Wagga airport, one of many regional air operations that have run at a financial loss, would benefit from an overhaul of federal aviation funding, according to Wagga council.
A Productivity Commission report, released on Tuesday, called for independent analysis of the need for funding based on each "functional economic region" rather than on council areas.
Wagga City Council business manager Darryl Woods said the commission's suggested reforms to government funding would improve the planning and cost estimate process for new projects.
"The provision of a framework so that robust business cases can be developed would assist at regional airports, with an equitable allocation of funding based on need, demand and services provided," Mr Woods said.

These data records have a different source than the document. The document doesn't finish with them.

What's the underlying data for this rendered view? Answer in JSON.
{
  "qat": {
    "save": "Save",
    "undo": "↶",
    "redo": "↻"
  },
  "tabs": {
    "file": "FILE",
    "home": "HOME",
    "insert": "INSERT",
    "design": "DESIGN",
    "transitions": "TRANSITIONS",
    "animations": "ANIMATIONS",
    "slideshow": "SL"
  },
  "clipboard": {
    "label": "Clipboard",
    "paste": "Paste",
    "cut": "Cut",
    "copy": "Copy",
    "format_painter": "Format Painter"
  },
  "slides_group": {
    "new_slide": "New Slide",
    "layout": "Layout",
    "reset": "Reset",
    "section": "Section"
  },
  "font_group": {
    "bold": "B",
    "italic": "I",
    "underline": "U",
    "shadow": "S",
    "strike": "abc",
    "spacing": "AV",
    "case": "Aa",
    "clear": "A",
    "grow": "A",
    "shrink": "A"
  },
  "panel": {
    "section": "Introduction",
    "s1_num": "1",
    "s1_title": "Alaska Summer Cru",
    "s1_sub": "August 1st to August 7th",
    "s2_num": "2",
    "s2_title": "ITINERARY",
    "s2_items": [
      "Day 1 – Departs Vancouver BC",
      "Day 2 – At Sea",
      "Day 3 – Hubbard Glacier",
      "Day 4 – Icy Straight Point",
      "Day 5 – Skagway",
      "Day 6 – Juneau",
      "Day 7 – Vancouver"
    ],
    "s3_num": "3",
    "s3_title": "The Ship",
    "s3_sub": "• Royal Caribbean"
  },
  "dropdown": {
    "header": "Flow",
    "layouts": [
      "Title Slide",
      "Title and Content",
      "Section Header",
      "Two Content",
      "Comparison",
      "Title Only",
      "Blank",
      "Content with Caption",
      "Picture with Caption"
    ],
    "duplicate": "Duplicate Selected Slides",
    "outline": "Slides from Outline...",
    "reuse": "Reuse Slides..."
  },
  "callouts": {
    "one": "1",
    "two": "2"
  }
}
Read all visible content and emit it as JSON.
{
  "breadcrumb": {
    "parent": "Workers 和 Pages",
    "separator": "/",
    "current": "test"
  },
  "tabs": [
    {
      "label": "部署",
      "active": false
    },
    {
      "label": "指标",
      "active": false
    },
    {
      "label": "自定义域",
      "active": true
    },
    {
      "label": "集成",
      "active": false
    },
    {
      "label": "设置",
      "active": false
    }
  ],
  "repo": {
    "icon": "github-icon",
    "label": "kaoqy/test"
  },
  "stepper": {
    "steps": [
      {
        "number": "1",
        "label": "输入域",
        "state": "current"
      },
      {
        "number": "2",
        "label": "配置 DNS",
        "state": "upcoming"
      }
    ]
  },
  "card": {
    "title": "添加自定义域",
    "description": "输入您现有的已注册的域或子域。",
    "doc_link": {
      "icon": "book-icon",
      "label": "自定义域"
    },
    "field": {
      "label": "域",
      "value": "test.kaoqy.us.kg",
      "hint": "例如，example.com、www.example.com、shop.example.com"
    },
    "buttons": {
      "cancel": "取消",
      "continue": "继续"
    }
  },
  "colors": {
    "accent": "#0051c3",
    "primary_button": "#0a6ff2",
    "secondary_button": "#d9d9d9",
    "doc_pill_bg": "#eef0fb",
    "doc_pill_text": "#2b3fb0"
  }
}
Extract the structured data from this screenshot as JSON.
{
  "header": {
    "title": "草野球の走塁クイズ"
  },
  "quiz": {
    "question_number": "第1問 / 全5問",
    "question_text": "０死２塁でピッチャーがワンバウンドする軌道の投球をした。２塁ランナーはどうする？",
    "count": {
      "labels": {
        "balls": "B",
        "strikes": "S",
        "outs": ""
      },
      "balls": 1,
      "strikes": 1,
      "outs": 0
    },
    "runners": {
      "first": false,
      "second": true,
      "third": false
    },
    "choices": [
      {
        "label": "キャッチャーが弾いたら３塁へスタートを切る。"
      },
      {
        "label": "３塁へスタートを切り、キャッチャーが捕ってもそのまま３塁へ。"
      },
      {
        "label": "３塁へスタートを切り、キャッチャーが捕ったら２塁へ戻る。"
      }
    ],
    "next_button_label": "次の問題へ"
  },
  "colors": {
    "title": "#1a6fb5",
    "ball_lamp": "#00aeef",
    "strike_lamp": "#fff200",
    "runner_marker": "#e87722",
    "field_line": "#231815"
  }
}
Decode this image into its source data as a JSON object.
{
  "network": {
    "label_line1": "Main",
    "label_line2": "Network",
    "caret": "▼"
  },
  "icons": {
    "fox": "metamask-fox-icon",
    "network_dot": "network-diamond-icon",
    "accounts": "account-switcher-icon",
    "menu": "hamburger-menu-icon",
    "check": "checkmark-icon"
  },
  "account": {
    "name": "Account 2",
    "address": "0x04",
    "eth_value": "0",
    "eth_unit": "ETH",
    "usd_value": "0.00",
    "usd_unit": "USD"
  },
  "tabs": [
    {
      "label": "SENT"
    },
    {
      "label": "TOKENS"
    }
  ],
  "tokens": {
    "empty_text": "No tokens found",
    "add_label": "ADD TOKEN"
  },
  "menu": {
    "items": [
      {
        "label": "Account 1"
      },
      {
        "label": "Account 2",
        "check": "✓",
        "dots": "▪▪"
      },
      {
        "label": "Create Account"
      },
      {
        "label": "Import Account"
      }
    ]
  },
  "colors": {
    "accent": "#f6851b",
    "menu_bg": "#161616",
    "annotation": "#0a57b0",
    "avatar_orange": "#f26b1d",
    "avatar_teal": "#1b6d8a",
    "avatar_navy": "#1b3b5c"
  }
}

The report also found that Wagga airport was one of the 33 per cent of regional airports that "did not generate enough revenue to cover their total costs" in 2017.
The regional airports that were able to run at a profit tended to cater to tourism or had a "large share of passengers that work in the resources sector" or the mining industry.
"Regional airports - the majority of which are owned and operated by local councils - provide important services for communities, but are prone to poor decision making and governance," the report stated.
The commission also called for changes to regional NSW's allocation of runway scheduling 'slots' at Sydney Airport.
Mr Woods said the suggestions would have " negligible", if any, effect on Wagga's commercial services but could make it easier to clear backlogs of flights following bad weather delays.
Wagga Aero Club president Geoff Bruest was unable to comment on the final report at the time of publication but he had made a public submission in response to the draft report on behalf of the Regional Airport Users Action Group.
"We are very pleased the plight of regional and local airports and their users has been highlighted as a significant issue," Mr Bruest stated.
Mr Bruest stated that the report contained "little about the burden of increasing security requirements at regional airports".
"The next major hurdle for regional airports is...mandated increased security screening requirements and their associated costs," he stated.